The Exchange has adopted a rigorous approach to vetting the relevant draft announcements, including making enquiries where the terms of proposed offers or related transactions raised concerns about unfair dilution of non-subscribing minority shareholders’ interests. To enhance transparency and facilitate market understanding of how it interprets and applies the Listing Rule requirements in relation to highly dilutive offers and share consolidations/subdivisions, the Exchange today released two listing decisions where it published the rationale for its decisions in refusing to grant approval in two recent cases.

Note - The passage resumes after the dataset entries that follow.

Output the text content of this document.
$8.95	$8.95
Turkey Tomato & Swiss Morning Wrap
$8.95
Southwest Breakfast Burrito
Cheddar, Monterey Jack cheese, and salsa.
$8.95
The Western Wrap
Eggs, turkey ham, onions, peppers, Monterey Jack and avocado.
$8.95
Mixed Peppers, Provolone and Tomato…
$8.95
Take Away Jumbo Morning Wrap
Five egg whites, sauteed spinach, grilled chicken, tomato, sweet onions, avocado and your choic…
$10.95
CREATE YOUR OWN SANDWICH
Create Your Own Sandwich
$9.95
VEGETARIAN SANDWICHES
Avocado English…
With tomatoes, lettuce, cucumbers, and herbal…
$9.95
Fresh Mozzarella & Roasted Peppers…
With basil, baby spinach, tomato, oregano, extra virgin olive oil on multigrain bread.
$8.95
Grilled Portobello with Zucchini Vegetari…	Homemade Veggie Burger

The SFC has made enquiries into cases where the terms of the proposed offers were highly dilutive and/or where the issuers conducted fundraisings repeatedly, over a relatively short period to ascertain whether there has been a contravention of the Securities and Futures Ordinance.
Listed companies are expected to observe and fully comply with their obligations under the Listing Rules and other regulations, including the importance of treating shareholders fairly and equally,” said Mr Brian Ho, the SFC’s Executive Director of Corporate Finance. “We will continue to closely monitor these transactions to protect the interests of shareholders and uphold the quality of our markets.
The listing decisions reflect the Exchange’s approach in handling highly dilutive offers and share consolidations/subdivisions, which have been endorsed by the Listing Committee,” said Mr David Graham, HKEX’s Chief Regulatory Officer and Head of Listing. “We will continue to review our rules and practices to address developments in the market.